1. Churches who own facilities are often able to assist other institutions that are not the local church, but are run by Christians.

2. Christian K-12 schools, mission agencies, seminaries, and other para-church ministries often use the facilities of a local church in order to carry out their work.

Strategic Christians in Spiritual Warfare

Decreased Influence in a Secular Society

1. Many Christians today decry their loss of influence in society. Socially and politically Canada and the US are trending towards comprehensive secularism and the erosion of religious liberty. This means that for churches the facility options that existed at the end of the 20th century won’t likely exist by the end of the 21st.

2. In Germany, a Reformed Evangelical pastor told me that the liberal churches refuse to sell their buildings to evangelicals. Many non-Christian property owners will not even rent their facilities to evangelical groups. For this German pastor, the options for buying or renting a potential church facility are very limited.

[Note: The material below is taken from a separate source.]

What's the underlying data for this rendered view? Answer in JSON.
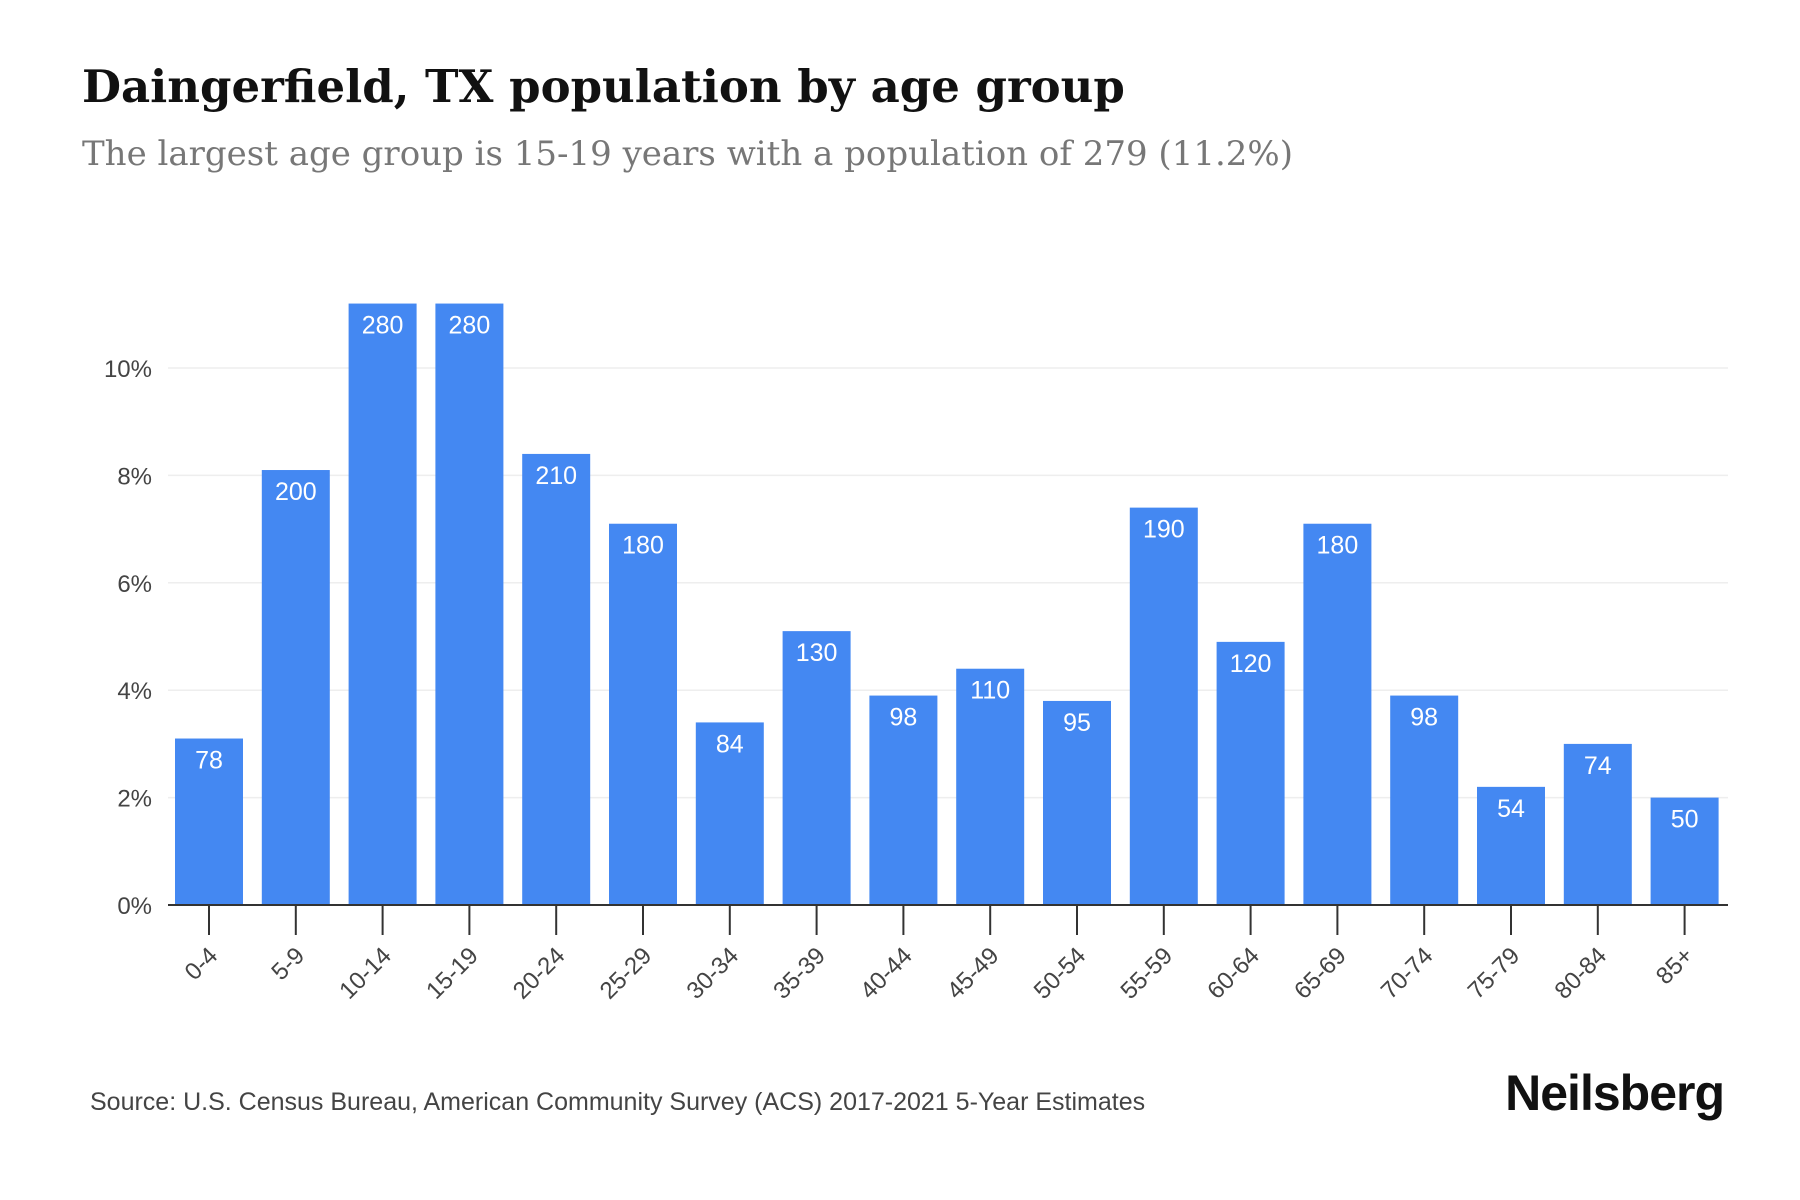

He claimed there are only 10 gospel-preaching churches in Germany, the former land of Luther, with a population of 80 million.

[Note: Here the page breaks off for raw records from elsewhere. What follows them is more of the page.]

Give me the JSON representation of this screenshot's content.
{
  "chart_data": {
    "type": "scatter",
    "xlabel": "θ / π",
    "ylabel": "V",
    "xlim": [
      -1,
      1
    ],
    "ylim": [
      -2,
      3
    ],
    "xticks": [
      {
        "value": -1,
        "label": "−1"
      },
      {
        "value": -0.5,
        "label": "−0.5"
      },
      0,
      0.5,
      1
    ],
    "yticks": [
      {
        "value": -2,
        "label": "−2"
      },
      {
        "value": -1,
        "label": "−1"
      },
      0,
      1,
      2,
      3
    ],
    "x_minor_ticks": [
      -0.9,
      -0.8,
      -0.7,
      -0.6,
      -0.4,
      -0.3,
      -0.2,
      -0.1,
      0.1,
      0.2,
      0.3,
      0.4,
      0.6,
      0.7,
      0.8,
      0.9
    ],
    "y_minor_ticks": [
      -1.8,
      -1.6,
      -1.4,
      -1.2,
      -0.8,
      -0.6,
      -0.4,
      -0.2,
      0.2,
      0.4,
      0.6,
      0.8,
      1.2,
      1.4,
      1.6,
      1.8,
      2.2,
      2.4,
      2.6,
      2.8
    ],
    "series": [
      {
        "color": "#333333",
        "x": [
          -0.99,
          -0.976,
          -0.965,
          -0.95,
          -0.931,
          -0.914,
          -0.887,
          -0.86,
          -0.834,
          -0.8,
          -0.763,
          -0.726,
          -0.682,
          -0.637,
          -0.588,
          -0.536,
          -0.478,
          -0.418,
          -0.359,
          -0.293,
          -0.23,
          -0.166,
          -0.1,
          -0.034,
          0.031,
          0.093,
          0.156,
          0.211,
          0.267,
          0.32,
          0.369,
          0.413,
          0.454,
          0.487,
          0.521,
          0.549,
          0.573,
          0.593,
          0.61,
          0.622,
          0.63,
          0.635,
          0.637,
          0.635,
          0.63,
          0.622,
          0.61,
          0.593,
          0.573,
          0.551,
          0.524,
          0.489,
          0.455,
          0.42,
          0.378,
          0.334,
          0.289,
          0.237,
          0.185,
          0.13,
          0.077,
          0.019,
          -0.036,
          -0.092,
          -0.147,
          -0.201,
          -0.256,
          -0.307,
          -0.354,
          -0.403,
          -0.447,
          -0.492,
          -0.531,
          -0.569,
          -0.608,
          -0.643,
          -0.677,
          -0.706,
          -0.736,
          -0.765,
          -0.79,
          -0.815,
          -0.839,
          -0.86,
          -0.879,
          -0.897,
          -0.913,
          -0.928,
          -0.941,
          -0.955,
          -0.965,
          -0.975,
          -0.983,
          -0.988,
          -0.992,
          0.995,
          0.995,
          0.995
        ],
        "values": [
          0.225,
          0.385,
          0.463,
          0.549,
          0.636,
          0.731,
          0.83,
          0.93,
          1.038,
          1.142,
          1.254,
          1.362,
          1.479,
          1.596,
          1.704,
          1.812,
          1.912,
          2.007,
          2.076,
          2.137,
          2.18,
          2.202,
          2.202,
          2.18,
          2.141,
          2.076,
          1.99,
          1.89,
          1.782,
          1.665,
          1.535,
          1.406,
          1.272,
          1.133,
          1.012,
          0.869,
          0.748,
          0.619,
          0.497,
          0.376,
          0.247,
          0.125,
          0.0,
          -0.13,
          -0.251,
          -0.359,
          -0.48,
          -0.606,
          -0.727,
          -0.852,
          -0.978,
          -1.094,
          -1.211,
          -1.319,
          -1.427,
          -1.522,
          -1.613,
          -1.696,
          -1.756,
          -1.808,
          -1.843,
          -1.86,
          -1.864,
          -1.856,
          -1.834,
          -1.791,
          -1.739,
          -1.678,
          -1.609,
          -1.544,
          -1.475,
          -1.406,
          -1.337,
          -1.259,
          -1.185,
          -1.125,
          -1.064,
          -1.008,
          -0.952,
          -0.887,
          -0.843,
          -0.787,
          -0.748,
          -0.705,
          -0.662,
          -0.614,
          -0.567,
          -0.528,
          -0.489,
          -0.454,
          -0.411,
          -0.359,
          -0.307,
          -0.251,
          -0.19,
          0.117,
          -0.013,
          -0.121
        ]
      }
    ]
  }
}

Strategic Influence to Advance the Gospel

1. With the changing cultural climate, Christians need to consider how they can make strategic choices today, in order to preserve and promote gospel witness in the future.

2. As society becomes more urbanized, city centres will grow in population density. Unfortunately many churches left the urban centres for the suburbs in the mid-20th century. Today, there are relatively few gospel-centred churches in central core of most North American cities.

3. Churches should think strategically for the the advance of the gospel when they consider purchasing property in the urban core areas. Many of these properties will be even more expensive to acquire in the future, leaving growing populations without a church gathering in near proximity.

4. Although properties in urban cores tend to be smaller with less parking and convenience for suburban car-owners, the sacrifices of inconvenience are amply compensated by possessing a strategic outpost in the heart of a secular city. Just as the big-box consumer stores are declining, so will big-box suburban churches in an increasingly hostile secular culture.

Conclusion

Consider that these points as you pray about the prospect of buying the St John Lutheran property. It is important that we have an understanding of what a building is and is not.

Pray about this ‘ministry tool’ and whether it is something that God would like us to employ for the advance of the gospel.